The challenges here were numerous, from accurately capturing varied skin tones to rendering realistic facial expressions and ensuring hands didn’t look distorted.
Once again, Janus Pro falls far behind the other image generation models. It’s really no competition at all. Despite the uncanny AI-ness visible in all the shots, Stable Diffusion, Adobe Firefly, and Imagen 3 put up a tough challenge here, so much so that I put it up for debate within the Android Authority Slack channel. Personally, I’d lean towards Imagen 3’s results here.
A test of creativity
For my final test, I wanted to see how the image generation models would perform with more creative pursuits. I asked them to create a new cartoon character inspired by classic Disney characters. Here’s the prompt I used: A cartoon character based on classic Disney characters, complete with big eyes, and fun, fantastical characteristics.
What makes Disney-inspired characters iconic are their expressive eyes, whimsical design elements, and playful proportions. I was looking for a design that captured that “magic” without feeling derivative.
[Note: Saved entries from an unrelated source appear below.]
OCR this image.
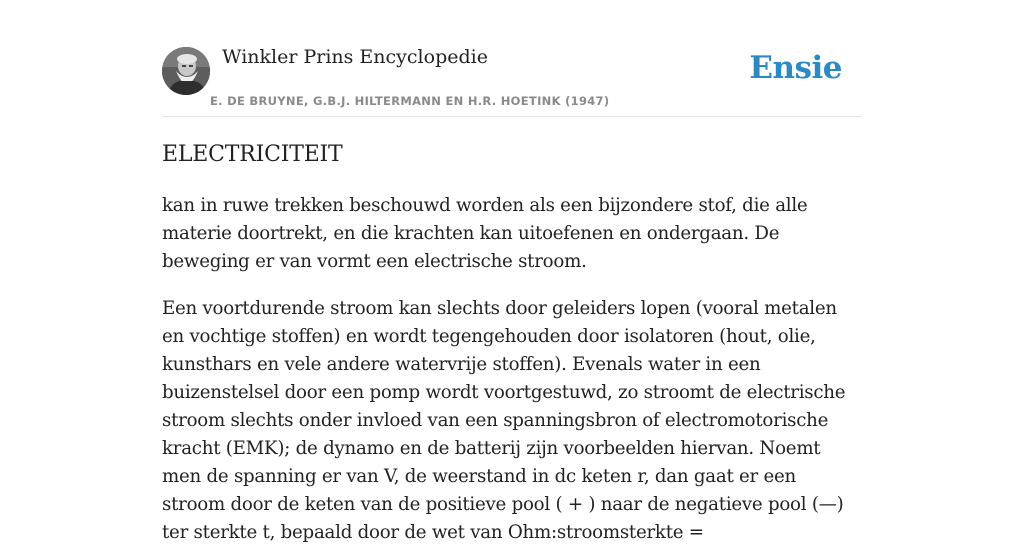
Winkler Prins Encyclopedie
E. DE BRUYNE, G.B.J. HILTERMANN EN H.R. HOETINK (1947)
Ensie
ELECTRICITEIT

kan in ruwe trekken beschouwd worden als een bijzondere stof, die alle materie doortrekt, en die krachten kan uitoefenen en ondergaan. De beweging er van vormt een electrische stroom.

Een voortdurende stroom kan slechts door geleiders lopen (vooral metalen en vochtige stoffen) en wordt tegengehouden door isolatoren (hout, olie, kunsthars en vele andere watervrije stoffen). Evenals water in een buizenstelsel door een pomp wordt voortgestuwd, zo stroomt de electrische stroom slechts onder invloed van een spanningsbron of electromotorische kracht (EMK); de dynamo en de batterij zijn voorbeelden hiervan. Noemt men de spanning er van V, de weerstand in dc keten r, dan gaat er een stroom door de keten van de positieve pool ( + ) naar de negatieve pool (—) ter sterkte t, bepaald door de wet van Ohm:stroomsterkte =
If Hieronymus Bosch decided to paint Disney characters, he’d probably end up with something like Janus Pro’s output. Stable Diffusion, on the other hand, straight-up outputs a younger version of Elsa from Frozen. It did nail the assignment, though, so I’d call Stable Diffusion the winner.
If Hieronymus Bosch decided to paint Disney characters, he’d probably end up with something like Janus Pro’s output.
The other image generation models didn’t quite nail the Disney aesthetic, and I’d say Meta AI’s results were closer to Pixar. Regardless, all models barring Janus could serve as a starting point when brainstorming ideas.
Is Janus Pro a serious contender in image generation?
Rita El Khoury / Android Authority
I’m not a huge fan of image-generation models in general. They lack the soul and creativity that can only come from an actual artist. However, they can be useful in rapid prototyping, generating ideas, or serving as simplistic additions to illustrate a point in a presentation.
For example, marketing professionals often turn to these tools for social media posts or quick visual mockups, while educators may use them for creative lesson materials. Game designers might generate fantastical environments or character ideas as a foundation for artists to refine. But can these models ever truly replace a human artist’s imagination? That remains a point of debate.
Janus Pro signals Deepseek’s entry into image generation, but it has a long way to go before standing toe-to-toe with industry leaders.
Janus Pro may mark DeepSeek’s entry into the image generation space, but it clearly has a long way to go before standing toe-to-toe with established models like Stable Diffusion, Adobe Firefly, and Imagen 3.
While it struggled with photorealistic imagery, complex facial compositions, and creative prompts, its existence shows that competition in AI development is only intensifying. As the technology evolves, it’s exciting to imagine where image-generation models will head next — and whether Janus Pro can eventually become a serious contender.